Many years ago when we frequented a popular Italian restaurant chain we would order breadsticks and alfredo sauce. At the time it wasn’t even on the menu as a dip. We would just ask if we could have a bowl of it and they never said no. We would order that, get some salad and then take most of our meal home. It was so good. Being gluten-free now and aware of certain ingredients, we no longer eat out at that restaurant. In fact, Italian restaurants, once my favorite, are pretty much off the radar for us. It’s almost impossible to find a restaurant making gluten-free homemade pasta. *sigh*
Since that restaurant is *off the table* for us, so to speak, I’ve made some version of this sauce for a long time. It’s simple, uses familiar ingredients that are almost always on hand and there are so many ways you can enjoy it. I’ve even made it with homemade cream cheese. If you’d like to keep the nutritional bar high, make sure to use products from grass fed cows. It’s indulgent, for sure. But, thin it down and it goes even further.
We’ve used it to dip steamed broccoli, steamed cauliflower, chicken kabobs, garlic bread or baguette. You almost can’t go wrong.

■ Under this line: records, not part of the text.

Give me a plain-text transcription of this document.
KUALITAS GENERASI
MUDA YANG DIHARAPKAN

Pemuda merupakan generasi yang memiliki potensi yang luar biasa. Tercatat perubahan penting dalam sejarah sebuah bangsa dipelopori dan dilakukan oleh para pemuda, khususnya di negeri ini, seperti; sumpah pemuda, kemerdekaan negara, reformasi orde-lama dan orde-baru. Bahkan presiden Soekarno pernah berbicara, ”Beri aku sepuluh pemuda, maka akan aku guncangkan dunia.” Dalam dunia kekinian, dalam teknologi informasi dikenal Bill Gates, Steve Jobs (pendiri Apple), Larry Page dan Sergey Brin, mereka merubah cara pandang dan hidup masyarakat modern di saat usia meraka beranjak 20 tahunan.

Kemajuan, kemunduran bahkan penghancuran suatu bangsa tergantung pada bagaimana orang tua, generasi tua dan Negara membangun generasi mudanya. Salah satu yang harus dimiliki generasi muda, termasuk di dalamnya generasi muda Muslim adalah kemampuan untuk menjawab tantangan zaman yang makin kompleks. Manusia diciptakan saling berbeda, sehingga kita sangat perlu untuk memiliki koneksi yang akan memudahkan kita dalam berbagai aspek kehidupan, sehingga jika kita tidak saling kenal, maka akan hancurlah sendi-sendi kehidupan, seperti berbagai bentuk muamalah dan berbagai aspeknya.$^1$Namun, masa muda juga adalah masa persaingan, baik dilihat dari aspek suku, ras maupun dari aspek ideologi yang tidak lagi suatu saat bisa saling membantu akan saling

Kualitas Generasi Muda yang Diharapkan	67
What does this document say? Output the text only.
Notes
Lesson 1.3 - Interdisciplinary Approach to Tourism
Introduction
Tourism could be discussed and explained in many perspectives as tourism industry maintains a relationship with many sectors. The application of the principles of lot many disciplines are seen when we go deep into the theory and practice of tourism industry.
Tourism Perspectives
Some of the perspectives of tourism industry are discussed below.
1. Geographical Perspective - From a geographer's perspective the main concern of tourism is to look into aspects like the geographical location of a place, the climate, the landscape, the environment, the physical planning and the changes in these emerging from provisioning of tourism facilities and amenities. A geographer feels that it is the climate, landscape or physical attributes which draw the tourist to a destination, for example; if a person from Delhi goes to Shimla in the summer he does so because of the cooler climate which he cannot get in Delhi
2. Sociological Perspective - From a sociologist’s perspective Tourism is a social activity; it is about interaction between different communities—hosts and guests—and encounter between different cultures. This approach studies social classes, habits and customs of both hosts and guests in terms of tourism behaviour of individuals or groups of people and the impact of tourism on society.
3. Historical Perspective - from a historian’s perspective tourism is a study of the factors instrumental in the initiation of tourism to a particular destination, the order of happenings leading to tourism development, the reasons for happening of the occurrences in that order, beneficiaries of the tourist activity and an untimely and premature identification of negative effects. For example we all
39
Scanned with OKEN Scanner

Another option: It’s a simple sauce to help make a great casserole too. Just mix it with some pasta, some chopped steamed veggies, leftover cooked chicken and bake at 350˚ for about 30 minutes.
- 4 oz. butter (1 stick)
- 4 oz. cream cheese
- 1 c. parmesan cheese, grated
- ½ - ¾ cup milk (adjust to desired thickness)
- black pepper to taste
- Melt butter in saucepan, add cream cheese, parmesan and milk. Heat over low, stirring occasionally until smooth and creamy adjusting the quantity of milk to the thickness you would like.
- * Yes, you can make this to pour over fettuccini noodles too but don’t you think that’s a little boring?